By Isabella Ainsworth and Annabelle Zhou,
The Davis Joint Unified School District’s new interpretation of the California Education Code means that students can live with someone who isn’t a close relative without having to demonstrate a specific hardship.
However, while this interpretation could make it easier for U.S. citizens who live in another area or country to study in Davis for high school, it may not significantly help international students.
Earlier this school year, a student challenged the district’s interpretation of the caregiver agreement law, arguing that students didn’t need to show a hardship (for example, alcoholism or mental health issues) in order to work out a caregiver agreement and live with someone who wasn’t a close relative. The school district investigated the claim and found out that, in fact, the student was right.
“We were interpreting it much more strictly,” said Laura Juanitas, Director of Student Services.
According to Juanitas, in the past, “there had to be some compelling reason” for the district to allow a student to live with someone who wasn’t a relative. But following California Education code 48204, students can live with caregivers to establish residency or to be able to go to the schools in the area where the caregiver lives.
Does this more lenient interpretation mean that students–specifically international students–will flock to Davis? Not necessarily.
“The fear could be that […] there could be 50 kids coming,” Juanitas said, “but I don’t expect that.”
First of all, the caregiver agreement would not substantially help international students get a public high school education because, according to U.S. law, most international students can attend a maximum of only one year in public school with an I-20 visa. During the year that they are attending a public school, they must repay the school for the full cost of their education.
While this might not make it easier for international students, it could help people like Charlotte Chen.
Chen, who graduated from Davis High in 2012, was born in New York. Her parents divorced when she was young. However, after a while, her father was unable to take care of her.
“He just got too busy,” Chen said.
When she was about seven years old, she went to China, where she attended boarding school during the week and stayed with her grandparents during the weekend.
She came back to the United States during high school and was originally staying with her grandparents, but their health started failing. After staying with her uncle for a bit, he also became too busy. By senior year, she was living by herself in a two-level apartment on Cypress Lane.
Chen usually had dinner at a friend’s house, but mainly did her shopping and cooking herself. Although there was another woman in the apartment who was her roommate, she was not the person who was supposed to take care of Chen.
At first, Chen didn’t mind the arrangement.
“I had been in boarding school,” Chen said. “I thought that I was independent enough.”
Nevertheless, it become more difficult as time went on.
“After second semester, it was really tough,” Chen said. “Seeing other kids with their parents was especially hard.”
Would she have liked to take advantage of a caregiver agreement?
The short answer is no. Chen was actually asked if she would like to live with another adult, but she wasn’t comfortable with the idea. She also knew someone who was in a quasi-caregiver arrangement who didn’t like it.
For those who aren’t U.S. citizens, it can be more difficult to study in the United States for high school.

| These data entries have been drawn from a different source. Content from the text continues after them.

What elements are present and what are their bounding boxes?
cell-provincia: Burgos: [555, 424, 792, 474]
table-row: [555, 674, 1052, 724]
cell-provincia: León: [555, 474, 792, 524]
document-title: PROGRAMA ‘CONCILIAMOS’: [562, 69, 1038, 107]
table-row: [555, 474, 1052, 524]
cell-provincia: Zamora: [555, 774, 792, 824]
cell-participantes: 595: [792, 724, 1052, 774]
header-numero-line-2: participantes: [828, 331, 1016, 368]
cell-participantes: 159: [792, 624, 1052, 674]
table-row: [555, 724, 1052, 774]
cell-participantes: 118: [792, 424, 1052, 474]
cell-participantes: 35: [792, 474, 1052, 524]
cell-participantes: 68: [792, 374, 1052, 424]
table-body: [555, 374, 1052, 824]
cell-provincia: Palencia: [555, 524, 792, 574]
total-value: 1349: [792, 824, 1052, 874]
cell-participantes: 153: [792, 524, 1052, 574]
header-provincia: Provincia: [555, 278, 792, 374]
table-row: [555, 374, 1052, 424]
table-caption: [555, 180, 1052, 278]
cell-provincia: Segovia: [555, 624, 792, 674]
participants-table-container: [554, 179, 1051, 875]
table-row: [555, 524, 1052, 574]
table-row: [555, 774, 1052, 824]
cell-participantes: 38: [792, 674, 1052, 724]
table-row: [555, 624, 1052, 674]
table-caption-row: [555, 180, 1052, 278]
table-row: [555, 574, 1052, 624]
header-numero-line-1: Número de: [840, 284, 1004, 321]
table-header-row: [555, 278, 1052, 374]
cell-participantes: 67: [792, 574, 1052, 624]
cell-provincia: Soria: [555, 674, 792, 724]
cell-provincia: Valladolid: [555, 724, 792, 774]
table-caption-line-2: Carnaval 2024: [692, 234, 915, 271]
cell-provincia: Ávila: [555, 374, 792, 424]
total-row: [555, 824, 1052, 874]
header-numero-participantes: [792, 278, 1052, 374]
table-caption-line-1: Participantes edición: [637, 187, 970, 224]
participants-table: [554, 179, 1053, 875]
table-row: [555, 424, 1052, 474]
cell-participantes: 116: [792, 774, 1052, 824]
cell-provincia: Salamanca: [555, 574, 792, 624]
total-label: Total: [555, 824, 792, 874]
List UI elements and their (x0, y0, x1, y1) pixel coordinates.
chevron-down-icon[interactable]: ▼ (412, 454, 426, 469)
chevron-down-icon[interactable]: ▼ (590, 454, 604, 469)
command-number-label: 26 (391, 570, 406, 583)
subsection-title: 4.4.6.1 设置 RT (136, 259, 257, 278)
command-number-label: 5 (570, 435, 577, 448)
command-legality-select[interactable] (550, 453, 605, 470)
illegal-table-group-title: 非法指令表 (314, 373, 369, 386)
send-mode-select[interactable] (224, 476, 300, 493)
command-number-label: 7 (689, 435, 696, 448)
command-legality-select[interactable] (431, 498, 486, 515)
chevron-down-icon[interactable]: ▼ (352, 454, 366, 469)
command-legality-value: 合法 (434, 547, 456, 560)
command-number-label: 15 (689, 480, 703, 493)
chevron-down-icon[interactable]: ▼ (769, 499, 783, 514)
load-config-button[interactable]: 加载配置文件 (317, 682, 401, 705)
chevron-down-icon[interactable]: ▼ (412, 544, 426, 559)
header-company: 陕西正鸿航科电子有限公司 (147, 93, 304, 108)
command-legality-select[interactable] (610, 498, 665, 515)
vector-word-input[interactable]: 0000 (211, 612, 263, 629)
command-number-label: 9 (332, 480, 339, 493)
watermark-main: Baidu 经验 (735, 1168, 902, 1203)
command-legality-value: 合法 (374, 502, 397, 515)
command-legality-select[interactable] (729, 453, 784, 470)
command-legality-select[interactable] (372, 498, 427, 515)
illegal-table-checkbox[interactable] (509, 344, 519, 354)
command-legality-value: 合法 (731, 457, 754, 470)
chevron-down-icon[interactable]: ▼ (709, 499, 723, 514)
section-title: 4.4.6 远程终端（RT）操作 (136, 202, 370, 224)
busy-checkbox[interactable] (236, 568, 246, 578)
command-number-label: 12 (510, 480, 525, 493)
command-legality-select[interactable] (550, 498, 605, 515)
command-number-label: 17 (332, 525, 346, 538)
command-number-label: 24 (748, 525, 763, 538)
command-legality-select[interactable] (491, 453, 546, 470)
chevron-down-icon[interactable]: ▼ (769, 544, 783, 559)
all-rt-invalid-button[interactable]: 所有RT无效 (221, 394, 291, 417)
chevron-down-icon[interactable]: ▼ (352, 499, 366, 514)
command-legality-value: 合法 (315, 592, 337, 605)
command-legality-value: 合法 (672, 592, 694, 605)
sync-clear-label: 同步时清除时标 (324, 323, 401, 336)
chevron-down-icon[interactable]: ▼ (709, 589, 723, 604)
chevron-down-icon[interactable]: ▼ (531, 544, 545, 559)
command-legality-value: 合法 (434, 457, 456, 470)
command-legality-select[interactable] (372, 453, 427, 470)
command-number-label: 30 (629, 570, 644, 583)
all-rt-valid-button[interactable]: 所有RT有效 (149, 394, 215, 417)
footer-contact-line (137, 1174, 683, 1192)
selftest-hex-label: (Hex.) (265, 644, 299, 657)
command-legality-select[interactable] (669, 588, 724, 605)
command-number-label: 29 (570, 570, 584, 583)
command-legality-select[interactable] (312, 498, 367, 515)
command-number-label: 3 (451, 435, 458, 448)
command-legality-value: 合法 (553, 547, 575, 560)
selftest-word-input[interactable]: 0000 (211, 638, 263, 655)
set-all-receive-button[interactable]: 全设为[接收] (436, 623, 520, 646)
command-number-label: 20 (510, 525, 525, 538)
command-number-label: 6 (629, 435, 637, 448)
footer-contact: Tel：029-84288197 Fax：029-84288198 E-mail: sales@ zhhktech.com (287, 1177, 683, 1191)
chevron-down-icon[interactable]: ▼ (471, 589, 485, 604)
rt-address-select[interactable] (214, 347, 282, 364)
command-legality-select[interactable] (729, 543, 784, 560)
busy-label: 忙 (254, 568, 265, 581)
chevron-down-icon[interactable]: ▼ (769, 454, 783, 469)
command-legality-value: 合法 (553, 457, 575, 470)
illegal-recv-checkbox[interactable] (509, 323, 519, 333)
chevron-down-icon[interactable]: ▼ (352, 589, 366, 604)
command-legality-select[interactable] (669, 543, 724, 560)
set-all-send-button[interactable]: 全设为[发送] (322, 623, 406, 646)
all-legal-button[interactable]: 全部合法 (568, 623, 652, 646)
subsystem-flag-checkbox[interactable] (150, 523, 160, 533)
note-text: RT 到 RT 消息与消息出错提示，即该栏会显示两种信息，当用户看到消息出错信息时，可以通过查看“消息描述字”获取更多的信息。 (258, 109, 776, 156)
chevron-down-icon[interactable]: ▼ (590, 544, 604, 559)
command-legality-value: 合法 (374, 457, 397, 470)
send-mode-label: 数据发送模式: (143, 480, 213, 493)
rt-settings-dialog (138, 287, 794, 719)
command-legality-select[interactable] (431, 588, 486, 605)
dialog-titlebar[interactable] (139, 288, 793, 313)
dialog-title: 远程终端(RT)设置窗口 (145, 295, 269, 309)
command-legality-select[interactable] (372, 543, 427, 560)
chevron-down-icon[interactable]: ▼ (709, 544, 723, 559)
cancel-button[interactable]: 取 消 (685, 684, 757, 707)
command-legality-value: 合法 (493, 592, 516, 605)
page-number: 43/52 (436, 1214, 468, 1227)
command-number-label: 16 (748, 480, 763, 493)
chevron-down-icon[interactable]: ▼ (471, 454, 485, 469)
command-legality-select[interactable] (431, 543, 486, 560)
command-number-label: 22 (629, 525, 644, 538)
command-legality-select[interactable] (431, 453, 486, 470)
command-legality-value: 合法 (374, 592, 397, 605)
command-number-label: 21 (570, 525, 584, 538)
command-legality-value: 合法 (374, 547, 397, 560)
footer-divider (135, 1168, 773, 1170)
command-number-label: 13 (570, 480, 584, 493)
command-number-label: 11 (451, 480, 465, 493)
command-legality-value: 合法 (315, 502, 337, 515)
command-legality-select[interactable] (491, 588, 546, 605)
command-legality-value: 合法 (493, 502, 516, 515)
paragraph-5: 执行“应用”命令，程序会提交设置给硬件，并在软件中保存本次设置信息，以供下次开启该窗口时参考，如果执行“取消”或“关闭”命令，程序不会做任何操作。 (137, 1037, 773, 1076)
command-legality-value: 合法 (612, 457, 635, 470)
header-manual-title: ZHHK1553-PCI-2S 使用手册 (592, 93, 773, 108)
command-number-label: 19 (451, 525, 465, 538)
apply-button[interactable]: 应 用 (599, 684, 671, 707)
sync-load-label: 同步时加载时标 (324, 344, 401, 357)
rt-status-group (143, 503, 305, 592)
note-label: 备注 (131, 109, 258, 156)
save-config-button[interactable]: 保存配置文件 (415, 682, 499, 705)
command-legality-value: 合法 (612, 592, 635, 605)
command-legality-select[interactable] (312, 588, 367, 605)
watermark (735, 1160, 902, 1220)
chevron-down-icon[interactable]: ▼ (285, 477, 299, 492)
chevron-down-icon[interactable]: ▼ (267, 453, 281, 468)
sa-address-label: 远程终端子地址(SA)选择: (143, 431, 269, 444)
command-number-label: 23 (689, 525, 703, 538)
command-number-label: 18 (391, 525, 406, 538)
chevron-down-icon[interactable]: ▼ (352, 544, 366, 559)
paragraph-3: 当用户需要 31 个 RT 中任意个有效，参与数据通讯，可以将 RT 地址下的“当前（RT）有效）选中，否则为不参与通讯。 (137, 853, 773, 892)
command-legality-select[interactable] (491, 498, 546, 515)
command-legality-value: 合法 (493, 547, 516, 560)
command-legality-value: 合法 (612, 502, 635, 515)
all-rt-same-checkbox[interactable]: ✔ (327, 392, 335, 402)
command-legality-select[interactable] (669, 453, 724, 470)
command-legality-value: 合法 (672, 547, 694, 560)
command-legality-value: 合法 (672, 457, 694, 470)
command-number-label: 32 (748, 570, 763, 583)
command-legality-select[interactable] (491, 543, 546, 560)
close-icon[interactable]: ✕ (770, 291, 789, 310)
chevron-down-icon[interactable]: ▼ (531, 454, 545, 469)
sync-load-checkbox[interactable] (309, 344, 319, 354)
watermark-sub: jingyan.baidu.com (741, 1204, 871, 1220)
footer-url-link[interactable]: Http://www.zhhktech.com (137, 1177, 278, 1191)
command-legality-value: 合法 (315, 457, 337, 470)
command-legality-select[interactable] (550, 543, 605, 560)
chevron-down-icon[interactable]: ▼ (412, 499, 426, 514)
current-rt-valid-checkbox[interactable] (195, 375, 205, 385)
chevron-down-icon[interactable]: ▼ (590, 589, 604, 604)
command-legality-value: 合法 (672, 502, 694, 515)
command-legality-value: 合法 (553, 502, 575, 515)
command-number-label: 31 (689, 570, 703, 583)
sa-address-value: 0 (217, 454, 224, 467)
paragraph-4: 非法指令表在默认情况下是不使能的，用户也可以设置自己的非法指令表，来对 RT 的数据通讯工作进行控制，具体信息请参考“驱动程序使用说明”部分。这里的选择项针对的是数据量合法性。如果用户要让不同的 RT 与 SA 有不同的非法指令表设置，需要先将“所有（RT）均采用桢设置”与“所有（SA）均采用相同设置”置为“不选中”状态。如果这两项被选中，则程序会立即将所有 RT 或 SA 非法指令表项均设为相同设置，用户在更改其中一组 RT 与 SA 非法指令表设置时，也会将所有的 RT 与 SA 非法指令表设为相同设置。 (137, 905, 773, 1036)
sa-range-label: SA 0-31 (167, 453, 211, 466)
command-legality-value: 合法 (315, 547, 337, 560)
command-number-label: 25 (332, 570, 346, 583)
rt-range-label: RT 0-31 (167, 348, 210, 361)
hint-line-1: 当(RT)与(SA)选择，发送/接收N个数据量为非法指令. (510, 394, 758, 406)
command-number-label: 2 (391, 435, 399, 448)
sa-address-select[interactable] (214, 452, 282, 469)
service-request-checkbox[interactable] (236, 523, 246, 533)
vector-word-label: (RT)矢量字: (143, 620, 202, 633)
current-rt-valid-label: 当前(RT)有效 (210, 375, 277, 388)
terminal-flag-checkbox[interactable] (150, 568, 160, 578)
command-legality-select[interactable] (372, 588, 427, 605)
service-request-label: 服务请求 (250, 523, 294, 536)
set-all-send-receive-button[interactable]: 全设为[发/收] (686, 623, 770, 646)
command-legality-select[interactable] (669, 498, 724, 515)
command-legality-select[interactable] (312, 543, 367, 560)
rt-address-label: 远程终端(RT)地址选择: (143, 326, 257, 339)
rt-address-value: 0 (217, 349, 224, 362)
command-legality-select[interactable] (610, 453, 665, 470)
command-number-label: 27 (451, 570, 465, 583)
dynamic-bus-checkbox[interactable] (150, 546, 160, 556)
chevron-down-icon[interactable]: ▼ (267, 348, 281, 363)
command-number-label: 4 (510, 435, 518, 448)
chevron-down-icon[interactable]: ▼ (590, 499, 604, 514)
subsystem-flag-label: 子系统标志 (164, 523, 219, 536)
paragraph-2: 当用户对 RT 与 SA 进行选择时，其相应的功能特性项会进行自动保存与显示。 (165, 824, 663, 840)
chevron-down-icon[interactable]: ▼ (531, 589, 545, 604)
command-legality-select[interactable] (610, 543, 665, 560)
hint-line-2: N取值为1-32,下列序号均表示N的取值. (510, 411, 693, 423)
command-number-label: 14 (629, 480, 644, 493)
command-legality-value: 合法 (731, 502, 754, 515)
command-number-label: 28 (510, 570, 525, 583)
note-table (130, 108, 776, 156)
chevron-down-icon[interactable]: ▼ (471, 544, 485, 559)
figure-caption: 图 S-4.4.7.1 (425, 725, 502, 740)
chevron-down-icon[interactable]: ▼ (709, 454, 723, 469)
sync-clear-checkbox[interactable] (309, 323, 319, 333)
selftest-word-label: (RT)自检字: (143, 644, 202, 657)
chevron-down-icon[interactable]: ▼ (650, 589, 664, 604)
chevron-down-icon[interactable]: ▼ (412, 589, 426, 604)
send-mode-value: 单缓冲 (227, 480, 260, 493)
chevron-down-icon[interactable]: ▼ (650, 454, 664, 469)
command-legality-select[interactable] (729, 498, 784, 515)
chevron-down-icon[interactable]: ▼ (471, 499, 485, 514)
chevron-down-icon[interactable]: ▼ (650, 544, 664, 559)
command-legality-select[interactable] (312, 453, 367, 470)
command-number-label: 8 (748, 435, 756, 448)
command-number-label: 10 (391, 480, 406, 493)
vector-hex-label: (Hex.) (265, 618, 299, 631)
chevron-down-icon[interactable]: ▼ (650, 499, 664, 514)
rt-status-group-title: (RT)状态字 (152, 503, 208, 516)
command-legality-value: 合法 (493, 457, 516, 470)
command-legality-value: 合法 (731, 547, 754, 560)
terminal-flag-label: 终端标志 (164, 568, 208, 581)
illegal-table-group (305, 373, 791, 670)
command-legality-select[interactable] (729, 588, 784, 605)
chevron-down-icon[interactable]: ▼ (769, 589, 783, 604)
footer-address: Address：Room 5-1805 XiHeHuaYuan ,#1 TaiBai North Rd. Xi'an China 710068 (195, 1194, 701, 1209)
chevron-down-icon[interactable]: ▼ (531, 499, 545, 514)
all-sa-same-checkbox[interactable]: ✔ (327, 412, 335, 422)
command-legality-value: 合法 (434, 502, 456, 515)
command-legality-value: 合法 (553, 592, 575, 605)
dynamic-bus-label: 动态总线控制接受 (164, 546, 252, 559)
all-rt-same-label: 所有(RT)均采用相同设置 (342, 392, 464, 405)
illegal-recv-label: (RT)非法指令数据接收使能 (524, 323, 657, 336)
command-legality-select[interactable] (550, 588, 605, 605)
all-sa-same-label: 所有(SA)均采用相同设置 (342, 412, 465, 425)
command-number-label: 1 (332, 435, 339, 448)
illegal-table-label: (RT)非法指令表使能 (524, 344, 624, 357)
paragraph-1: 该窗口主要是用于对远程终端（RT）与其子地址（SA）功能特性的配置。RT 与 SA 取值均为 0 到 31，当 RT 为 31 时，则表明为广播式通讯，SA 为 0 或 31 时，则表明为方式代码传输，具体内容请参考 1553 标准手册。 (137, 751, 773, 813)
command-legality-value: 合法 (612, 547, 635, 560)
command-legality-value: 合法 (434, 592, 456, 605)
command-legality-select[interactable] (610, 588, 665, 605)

Yu Jin Lee came over to the United States from South Korea in eighth grade with her mother and brother. Her mother, a professor of business, was taking part in an exchange with California State University, Sacramento. Lee lived in Davis and attended Emerson Junior High.
“I really enjoyed the education system here,” Lee said.
Mainly, she liked that she could choose which classes she took, unlike in South Korea, where everyone took the same ones. Lee had also planned to go to college in the United States, and thought that if she went to high school in the U.S., she would have a better chance of getting into college there.
However, her mother’s exchange was only for one year, so in order to stay in the U.S., she would have to go to a private school. Her mother researched boarding schools with merit scholarships for international students, and found Culver Academies.
To get the scholarship, Lee had to get letters of recommendation, write a personal statement and two additional essays and take the Secondary School Aptitude Test and the Test of English (TOEFL). As a finalist, she had to fly to Illinois and participate in a week-long leadership camp, as well as partake in an hour-long interview.
Lee won the merit scholarship, which has since stopped being offered, and is now a junior at Culver Academy.
She likely would have gone to a boarding school even if she hadn’t received a merit scholarship, but she felt that if she that had happened, she “would have been a burden to my family.”
Like many private boarding schools, Culver Academies has a section on its admissions website for international students. The website states at the top that it is committed to “preparing young men and women for a world where international boundaries are no longer barriers to understanding and cooperation.”
In addition to stating the school’s purpose, the website goes on to list what prospective international students need to do in order to be accepted at Culver Academies.
While there is a limit on how long international students can stay in U.S. public schools, there is no such limit at private schools. According to the Association of Boarding Schools, international students make up around 15 percent of all students in its member boarding schools.
However, international students don’t only go to boarding schools. Sacramento Waldorf School, which also has an international students admissions section on its website, currently has about 14 international students.
While most international students come from word of mouth referrals, the Director of Admissions, Nick Broad, has been overseas in Taiwan and China in order to talk to prospective students about Waldorf. Once the students start attending, Waldorf helps them with an orientation, tutoring in English, extra homework assistance and host families that have been picked from within the school.